In this blog, we explain how to contest a will, when it is appropriate to do so and what to expect from the process.
When Can You Contest a Will?
You can contest a will only if you are the deceased’s spouse, child, cohabitee or financial dependent. There must be valid legal grounds to contest a will. This can include:
- Lack of testamentary capacity, meaning the deceased was not of sound mind when they signed the will.
- Lack of due execution, meaning the deceased did not follow proper procedure when they signed the will.
- Undue influence, meaning there’s evidence the deceased was manipulated into making a will to benefit someone influencing them.
- Fraud, meaning the will has been forged or includes false terms.
How Long Do You Have to Contest a Will?
The sooner you act in contesting a will, the better. There are time limits for making claims, with limits varying according to the nature of the claim. Time limits on the following common claims are as follows:
- 6 months from the issue of the grant of probate to claim for reasonable financial provision.

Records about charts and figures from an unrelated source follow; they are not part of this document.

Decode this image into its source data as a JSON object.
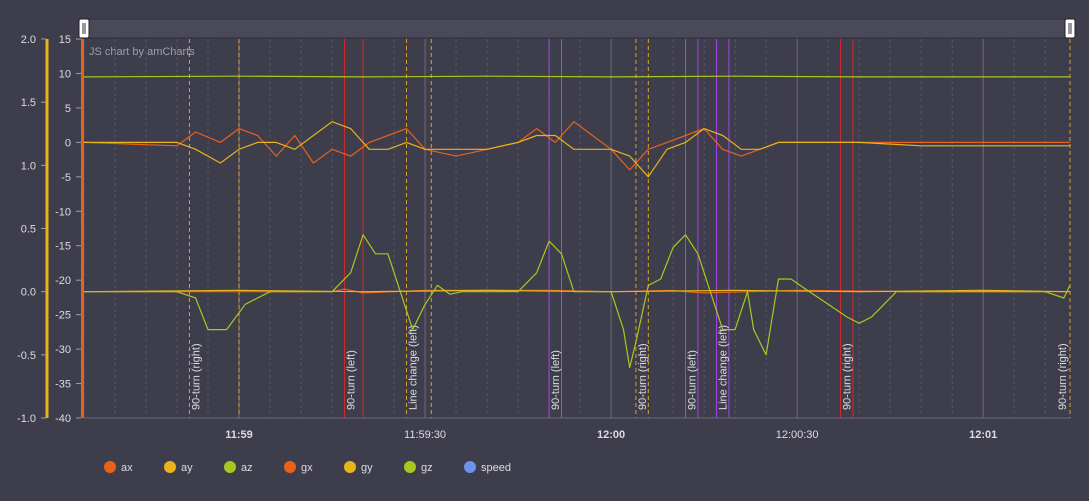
{
  "chart_data": {
    "type": "line",
    "credit": "JS chart by amCharts",
    "y_left_outer": {
      "ticks": [
        "2.0",
        "1.5",
        "1.0",
        "0.5",
        "0.0",
        "-0.5",
        "-1.0"
      ],
      "range": [
        -1.0,
        2.0
      ],
      "color": "#e8b41a"
    },
    "y_left_inner": {
      "ticks": [
        "15",
        "10",
        "5",
        "0",
        "-5",
        "-10",
        "-15",
        "-20",
        "-25",
        "-30",
        "-35",
        "-40"
      ],
      "range": [
        -40,
        15
      ],
      "color": "#e8621b"
    },
    "x_ticks": [
      {
        "label": "11:59",
        "bold": true,
        "t": 0
      },
      {
        "label": "11:59:30",
        "bold": false,
        "t": 30
      },
      {
        "label": "12:00",
        "bold": true,
        "t": 60
      },
      {
        "label": "12:00:30",
        "bold": false,
        "t": 90
      },
      {
        "label": "12:01",
        "bold": true,
        "t": 120
      }
    ],
    "x_range_s": [
      -25,
      134
    ],
    "events": [
      {
        "label": "90-turn (right)",
        "start": -8,
        "end": 0,
        "color": "#e6a020"
      },
      {
        "label": "90-turn (left)",
        "start": 17,
        "end": 20,
        "color": "#d42a2a"
      },
      {
        "label": "Line change (left)",
        "start": 27,
        "end": 31,
        "color": "#e6a020"
      },
      {
        "label": "90-turn (left)",
        "start": 50,
        "end": 52,
        "color": "#a845e8"
      },
      {
        "label": "90-turn (right)",
        "start": 64,
        "end": 66,
        "color": "#e6a020"
      },
      {
        "label": "90-turn (left)",
        "start": 72,
        "end": 74,
        "color": "#a845e8"
      },
      {
        "label": "Line change (left)",
        "start": 77,
        "end": 79,
        "color": "#a845e8"
      },
      {
        "label": "90-turn (right)",
        "start": 97,
        "end": 99,
        "color": "#d42a2a"
      },
      {
        "label": "90-turn (right)",
        "start": 134,
        "end": 134,
        "color": "#e6a020"
      }
    ],
    "series": [
      {
        "name": "ax",
        "color": "#e8621b",
        "axis": "inner",
        "x": [
          -25,
          -10,
          -7,
          -3,
          0,
          3,
          6,
          9,
          12,
          15,
          18,
          21,
          24,
          27,
          30,
          35,
          40,
          45,
          48,
          51,
          54,
          57,
          60,
          63,
          66,
          69,
          72,
          75,
          78,
          81,
          84,
          87,
          90,
          100,
          110,
          120,
          134
        ],
        "y": [
          0,
          -0.5,
          1.5,
          0,
          2,
          1,
          -2,
          1,
          -3,
          -1,
          -2,
          0,
          1,
          2,
          -1,
          -2,
          -1,
          0,
          2,
          0,
          3,
          1,
          -1,
          -4,
          -1,
          0,
          1,
          2,
          -1,
          -2,
          -1,
          0,
          0,
          0,
          0,
          0,
          0
        ]
      },
      {
        "name": "ay",
        "color": "#e8b41a",
        "axis": "inner",
        "x": [
          -25,
          -10,
          -7,
          -3,
          0,
          3,
          6,
          9,
          12,
          15,
          18,
          21,
          24,
          27,
          30,
          35,
          40,
          45,
          48,
          51,
          54,
          57,
          60,
          63,
          66,
          69,
          72,
          75,
          78,
          81,
          84,
          87,
          90,
          100,
          110,
          120,
          134
        ],
        "y": [
          0,
          0,
          -1,
          -3,
          -1,
          0,
          0,
          -1,
          1,
          3,
          2,
          -1,
          -1,
          0,
          -1,
          -1,
          -1,
          0,
          1,
          1,
          -1,
          -1,
          -1,
          -2,
          -5,
          -1,
          0,
          2,
          1,
          -1,
          -1,
          0,
          0,
          0,
          -0.5,
          -0.5,
          -0.5
        ]
      },
      {
        "name": "az",
        "color": "#a8c81e",
        "axis": "inner",
        "x": [
          -25,
          0,
          20,
          40,
          60,
          80,
          100,
          120,
          134
        ],
        "y": [
          9.5,
          9.6,
          9.5,
          9.6,
          9.5,
          9.6,
          9.5,
          9.5,
          9.5
        ]
      },
      {
        "name": "gx",
        "color": "#e8621b",
        "axis": "outer",
        "x": [
          -25,
          0,
          15,
          17,
          20,
          30,
          50,
          60,
          70,
          72,
          75,
          90,
          110,
          134
        ],
        "y": [
          0,
          0,
          0,
          0.02,
          -0.01,
          0.01,
          0.01,
          0,
          0.01,
          0,
          -0.01,
          0.01,
          0,
          0
        ]
      },
      {
        "name": "gy",
        "color": "#e8b41a",
        "axis": "outer",
        "x": [
          -25,
          0,
          20,
          40,
          60,
          80,
          100,
          120,
          134
        ],
        "y": [
          0,
          0.01,
          0,
          0.01,
          0,
          0.01,
          0,
          0.01,
          0
        ]
      },
      {
        "name": "gz",
        "color": "#a8c81e",
        "axis": "outer",
        "x": [
          -25,
          -10,
          -7,
          -5,
          -2,
          1,
          5,
          10,
          15,
          18,
          20,
          22,
          24,
          26,
          28,
          30,
          32,
          34,
          36,
          40,
          45,
          48,
          50,
          52,
          54,
          56,
          58,
          60,
          62,
          63,
          64,
          66,
          68,
          70,
          72,
          74,
          76,
          78,
          80,
          82,
          83,
          85,
          86,
          87,
          89,
          92,
          95,
          98,
          100,
          102,
          104,
          106,
          110,
          120,
          130,
          133,
          134
        ],
        "y": [
          0,
          0,
          -0.05,
          -0.3,
          -0.3,
          -0.1,
          0,
          0,
          0,
          0.15,
          0.45,
          0.3,
          0.3,
          0,
          -0.3,
          -0.1,
          0.05,
          -0.02,
          0,
          0,
          0,
          0.15,
          0.4,
          0.3,
          0,
          0,
          0,
          0,
          -0.3,
          -0.6,
          -0.4,
          0.05,
          0.1,
          0.35,
          0.45,
          0.3,
          0,
          -0.3,
          -0.3,
          0,
          -0.3,
          -0.5,
          -0.2,
          0.1,
          0.1,
          0,
          -0.1,
          -0.2,
          -0.25,
          -0.2,
          -0.1,
          0,
          0,
          0,
          0,
          -0.05,
          0.05
        ]
      },
      {
        "name": "speed",
        "color": "#6b93ec",
        "axis": "outer",
        "x": [],
        "y": []
      }
    ]
  },
  "legend": [
    {
      "name": "ax",
      "color": "#e8621b"
    },
    {
      "name": "ay",
      "color": "#e8b41a"
    },
    {
      "name": "az",
      "color": "#a8c81e"
    },
    {
      "name": "gx",
      "color": "#e8621b"
    },
    {
      "name": "gy",
      "color": "#e8b41a"
    },
    {
      "name": "gz",
      "color": "#a8c81e"
    },
    {
      "name": "speed",
      "color": "#6b93ec"
    }
  ]
}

- 12 years from the date of death for a beneficiary disputing a will.
- No time limit for fraud.
How Do You Contest a Will
Step 1: Seek Legal Advice
If you think you have grounds to contest a will, seek legal advice from a solicitor who deals with contested probate. They will advise you on the next steps and help you make a claim within the time limits.
Step 2: Lodge A Caveat
A caveat can often be entered to pause the probate process so that your claim can be considered. This gives space for the claim to be resolved without it having to go to court.
Step 3: Take Court Action
If the dispute cannot be resolved out of court, it’s time to submit a formal court claim. The court then decides whether the will should be upheld and if not, how the estate should be distributed in line with intestacy law. Disputes can be lengthy and expensive which is why it’s favourable to reach an agreement outside of court first.